Mike FABIAN wrote:

> Have a look at

>   http://www.suse.de/~mfabian/test.html

> to see differences between the Chinese, Japanese and Korean
> variants using U+76F4 as an example.

  Perhaps, U+76F4 is one of the worst possible cases. Moreover,
so-called 'traditional Chinese' form of U+76F4 cited in your page
(perhaps taken from TUS 3.0 or ISO 10646-1:2000) is NOT
considered as the normative glyph for U+76F4(meaning straight) by Chinese
character variant dictionary published by Taiwanese MoE. The normative
form of U+76F4 listed in the dictionary is *identical* to Japanese and
Korean forms. U+76F4 wouldn't have been cited so many times if Unicode 3.0
had listed the glyph form commonly used not only in Japan and Korea but
also in Taiwan (at least regarded as the 'normative' by Taiwanese MoE).
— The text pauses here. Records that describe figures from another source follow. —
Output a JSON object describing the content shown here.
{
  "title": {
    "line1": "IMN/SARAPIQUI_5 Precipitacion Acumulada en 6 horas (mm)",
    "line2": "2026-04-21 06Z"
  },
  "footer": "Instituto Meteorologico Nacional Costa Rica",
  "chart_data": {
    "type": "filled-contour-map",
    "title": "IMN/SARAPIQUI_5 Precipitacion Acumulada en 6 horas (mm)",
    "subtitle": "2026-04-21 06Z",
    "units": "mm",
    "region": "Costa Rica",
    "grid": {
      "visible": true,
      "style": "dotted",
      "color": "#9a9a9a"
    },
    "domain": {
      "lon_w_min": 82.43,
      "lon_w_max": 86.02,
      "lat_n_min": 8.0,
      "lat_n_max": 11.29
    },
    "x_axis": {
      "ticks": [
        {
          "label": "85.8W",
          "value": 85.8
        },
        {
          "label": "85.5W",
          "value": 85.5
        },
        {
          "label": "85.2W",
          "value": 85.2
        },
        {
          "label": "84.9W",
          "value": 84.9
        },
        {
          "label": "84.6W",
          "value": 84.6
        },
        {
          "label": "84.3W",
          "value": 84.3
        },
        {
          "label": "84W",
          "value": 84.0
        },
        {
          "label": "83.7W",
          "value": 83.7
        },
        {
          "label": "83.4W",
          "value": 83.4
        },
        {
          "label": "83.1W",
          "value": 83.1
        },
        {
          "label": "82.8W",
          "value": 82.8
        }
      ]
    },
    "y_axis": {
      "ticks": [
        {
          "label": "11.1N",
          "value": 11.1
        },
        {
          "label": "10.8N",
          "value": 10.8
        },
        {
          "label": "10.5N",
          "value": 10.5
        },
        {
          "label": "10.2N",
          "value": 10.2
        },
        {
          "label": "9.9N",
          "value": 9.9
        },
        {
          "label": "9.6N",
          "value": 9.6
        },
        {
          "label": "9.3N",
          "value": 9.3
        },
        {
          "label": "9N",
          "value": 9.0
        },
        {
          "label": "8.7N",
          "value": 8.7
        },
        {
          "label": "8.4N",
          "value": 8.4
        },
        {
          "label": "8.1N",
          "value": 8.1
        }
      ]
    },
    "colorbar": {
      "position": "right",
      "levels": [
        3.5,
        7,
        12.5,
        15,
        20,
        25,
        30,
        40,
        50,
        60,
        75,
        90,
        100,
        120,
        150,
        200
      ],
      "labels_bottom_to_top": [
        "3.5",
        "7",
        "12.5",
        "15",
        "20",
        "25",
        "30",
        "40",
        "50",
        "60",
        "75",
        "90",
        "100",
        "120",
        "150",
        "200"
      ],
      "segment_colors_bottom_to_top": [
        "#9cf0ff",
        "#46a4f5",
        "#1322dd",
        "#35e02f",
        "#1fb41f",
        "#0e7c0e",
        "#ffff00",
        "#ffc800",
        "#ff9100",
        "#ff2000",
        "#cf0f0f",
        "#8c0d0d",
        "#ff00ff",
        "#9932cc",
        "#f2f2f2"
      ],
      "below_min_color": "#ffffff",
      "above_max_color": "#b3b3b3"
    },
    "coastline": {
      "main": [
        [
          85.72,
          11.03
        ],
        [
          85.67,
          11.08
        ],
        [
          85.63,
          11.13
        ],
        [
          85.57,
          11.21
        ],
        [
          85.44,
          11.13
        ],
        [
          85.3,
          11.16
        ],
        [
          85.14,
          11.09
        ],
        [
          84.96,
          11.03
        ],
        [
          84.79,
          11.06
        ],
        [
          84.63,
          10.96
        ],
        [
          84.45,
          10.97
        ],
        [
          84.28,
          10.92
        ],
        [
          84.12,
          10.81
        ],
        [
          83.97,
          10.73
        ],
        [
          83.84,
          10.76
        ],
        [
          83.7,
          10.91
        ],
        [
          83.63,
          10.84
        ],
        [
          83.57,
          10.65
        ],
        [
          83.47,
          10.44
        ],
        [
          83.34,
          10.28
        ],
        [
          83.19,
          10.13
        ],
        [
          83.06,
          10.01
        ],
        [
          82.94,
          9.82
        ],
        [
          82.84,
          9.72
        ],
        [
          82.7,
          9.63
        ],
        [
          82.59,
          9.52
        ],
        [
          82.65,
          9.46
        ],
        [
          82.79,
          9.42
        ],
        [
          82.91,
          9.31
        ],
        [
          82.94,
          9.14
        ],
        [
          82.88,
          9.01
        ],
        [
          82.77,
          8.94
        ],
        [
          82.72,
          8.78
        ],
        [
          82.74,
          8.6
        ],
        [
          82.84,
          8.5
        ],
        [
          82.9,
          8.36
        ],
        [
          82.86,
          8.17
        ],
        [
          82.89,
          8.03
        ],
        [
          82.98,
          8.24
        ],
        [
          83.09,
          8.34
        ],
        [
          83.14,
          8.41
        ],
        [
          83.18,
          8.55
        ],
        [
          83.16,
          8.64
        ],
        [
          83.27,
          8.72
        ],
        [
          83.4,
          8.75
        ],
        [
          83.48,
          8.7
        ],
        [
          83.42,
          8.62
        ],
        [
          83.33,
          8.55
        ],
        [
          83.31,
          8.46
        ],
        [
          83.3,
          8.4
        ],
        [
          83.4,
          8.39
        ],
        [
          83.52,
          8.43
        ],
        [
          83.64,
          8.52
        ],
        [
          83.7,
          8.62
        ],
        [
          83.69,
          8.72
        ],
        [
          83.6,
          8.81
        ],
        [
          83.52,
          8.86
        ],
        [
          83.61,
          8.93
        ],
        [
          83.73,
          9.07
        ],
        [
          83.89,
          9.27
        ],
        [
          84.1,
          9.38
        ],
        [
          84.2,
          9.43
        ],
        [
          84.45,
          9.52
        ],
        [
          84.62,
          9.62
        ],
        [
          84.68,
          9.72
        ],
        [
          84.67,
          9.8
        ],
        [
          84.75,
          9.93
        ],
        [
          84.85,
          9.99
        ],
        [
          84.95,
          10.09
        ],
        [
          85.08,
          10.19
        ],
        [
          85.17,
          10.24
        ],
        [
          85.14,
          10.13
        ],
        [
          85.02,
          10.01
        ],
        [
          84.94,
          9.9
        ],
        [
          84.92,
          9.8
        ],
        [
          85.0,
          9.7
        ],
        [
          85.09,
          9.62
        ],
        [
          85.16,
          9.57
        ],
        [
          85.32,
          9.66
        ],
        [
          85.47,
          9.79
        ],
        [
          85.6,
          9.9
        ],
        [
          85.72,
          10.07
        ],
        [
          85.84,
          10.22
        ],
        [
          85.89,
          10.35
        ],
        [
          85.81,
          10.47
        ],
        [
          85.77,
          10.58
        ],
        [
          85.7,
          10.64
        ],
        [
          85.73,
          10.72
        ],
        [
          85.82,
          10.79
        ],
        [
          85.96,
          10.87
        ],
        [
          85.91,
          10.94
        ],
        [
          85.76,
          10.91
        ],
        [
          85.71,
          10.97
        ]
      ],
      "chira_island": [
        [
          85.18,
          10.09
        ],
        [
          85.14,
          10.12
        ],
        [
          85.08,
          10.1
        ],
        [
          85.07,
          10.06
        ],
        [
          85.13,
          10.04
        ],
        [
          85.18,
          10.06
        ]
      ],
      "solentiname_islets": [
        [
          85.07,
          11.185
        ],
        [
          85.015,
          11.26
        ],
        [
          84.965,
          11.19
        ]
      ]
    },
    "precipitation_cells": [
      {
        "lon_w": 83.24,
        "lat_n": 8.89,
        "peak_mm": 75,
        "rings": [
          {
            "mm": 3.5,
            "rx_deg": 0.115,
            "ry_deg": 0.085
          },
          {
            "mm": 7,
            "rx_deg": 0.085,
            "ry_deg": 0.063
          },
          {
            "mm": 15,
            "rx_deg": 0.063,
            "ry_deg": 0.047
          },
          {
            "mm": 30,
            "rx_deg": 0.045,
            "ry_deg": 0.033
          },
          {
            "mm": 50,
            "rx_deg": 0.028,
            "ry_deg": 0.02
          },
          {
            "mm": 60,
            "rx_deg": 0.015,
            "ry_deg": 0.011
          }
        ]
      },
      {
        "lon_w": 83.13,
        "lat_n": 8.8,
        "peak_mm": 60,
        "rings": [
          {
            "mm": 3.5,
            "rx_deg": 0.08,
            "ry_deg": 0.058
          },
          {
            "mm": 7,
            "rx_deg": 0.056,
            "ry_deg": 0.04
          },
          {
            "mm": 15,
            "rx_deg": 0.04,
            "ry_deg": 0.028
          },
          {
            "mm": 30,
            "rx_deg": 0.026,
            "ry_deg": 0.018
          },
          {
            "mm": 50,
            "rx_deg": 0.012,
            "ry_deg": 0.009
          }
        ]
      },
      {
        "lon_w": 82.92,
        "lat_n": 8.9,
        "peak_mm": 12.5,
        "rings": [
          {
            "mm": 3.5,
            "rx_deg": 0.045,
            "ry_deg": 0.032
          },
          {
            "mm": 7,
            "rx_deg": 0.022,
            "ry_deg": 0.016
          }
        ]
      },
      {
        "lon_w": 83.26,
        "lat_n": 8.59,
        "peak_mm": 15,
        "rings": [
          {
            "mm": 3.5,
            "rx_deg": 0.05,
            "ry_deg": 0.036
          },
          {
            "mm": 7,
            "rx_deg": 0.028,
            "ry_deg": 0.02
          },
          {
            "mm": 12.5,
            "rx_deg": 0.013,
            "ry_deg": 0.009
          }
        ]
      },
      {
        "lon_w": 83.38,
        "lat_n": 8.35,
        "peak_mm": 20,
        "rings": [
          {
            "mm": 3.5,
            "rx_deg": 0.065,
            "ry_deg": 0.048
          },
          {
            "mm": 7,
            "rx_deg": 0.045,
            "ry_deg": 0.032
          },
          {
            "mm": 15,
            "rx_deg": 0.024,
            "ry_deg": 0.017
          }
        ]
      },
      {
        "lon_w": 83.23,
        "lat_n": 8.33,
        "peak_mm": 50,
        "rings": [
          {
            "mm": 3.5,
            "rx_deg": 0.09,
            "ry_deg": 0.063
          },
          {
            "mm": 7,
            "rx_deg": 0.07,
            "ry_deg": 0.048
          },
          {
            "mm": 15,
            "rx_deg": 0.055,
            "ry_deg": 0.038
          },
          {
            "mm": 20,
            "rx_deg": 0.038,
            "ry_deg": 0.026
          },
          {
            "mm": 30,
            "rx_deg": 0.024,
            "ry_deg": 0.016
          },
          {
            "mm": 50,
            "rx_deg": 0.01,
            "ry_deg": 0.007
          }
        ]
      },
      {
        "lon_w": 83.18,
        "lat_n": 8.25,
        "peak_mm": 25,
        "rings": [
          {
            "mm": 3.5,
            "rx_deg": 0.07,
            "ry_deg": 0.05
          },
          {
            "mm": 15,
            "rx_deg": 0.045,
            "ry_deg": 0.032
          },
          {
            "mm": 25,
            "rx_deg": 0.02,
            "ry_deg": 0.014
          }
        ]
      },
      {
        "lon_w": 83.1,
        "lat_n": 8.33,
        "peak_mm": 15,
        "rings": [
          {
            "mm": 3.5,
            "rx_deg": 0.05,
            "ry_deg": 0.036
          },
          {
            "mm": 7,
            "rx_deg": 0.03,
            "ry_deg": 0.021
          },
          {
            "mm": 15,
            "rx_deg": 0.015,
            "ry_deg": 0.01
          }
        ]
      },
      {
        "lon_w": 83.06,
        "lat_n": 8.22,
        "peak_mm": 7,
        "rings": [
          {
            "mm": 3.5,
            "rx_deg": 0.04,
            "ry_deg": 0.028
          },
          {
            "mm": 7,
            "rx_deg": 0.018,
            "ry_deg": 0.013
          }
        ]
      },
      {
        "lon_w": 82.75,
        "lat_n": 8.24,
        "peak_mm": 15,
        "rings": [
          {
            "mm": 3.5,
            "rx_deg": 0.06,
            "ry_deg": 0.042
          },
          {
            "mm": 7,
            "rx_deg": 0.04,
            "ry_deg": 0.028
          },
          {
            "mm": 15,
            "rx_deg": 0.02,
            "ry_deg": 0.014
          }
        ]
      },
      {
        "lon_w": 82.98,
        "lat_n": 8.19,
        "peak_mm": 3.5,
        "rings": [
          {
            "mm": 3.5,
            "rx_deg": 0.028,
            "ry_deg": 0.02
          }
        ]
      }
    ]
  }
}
  Which glyph variant of a given Chinese character to use
cannot be solely determined by the present locale and language.
It's not so much language-dependent  as it's dependent on **personal**
typographic preference. When I browse the Chinese glyph variant list in
ISO 10646-1:2000 (there are 5 'national' variants listed for every Chinese
character, zh-CN, zh-TW, Ja, ko-KR, Vietnamese.  ko-KP will be added
later), often times I find that glyphs listed under ko-KR column are not
my favorite but those under Ja or zh-TW are more of my liking.  In some
East Asian countries, personal typographic preferences appear to have
been made 'aligned' to what powerful beuraucrats of MoE (or equivalent)
regarded as 'standard'  via 'national standard college entrace exam'
and newspapers and publishing industries following
what they're told by MoE beuraucrats.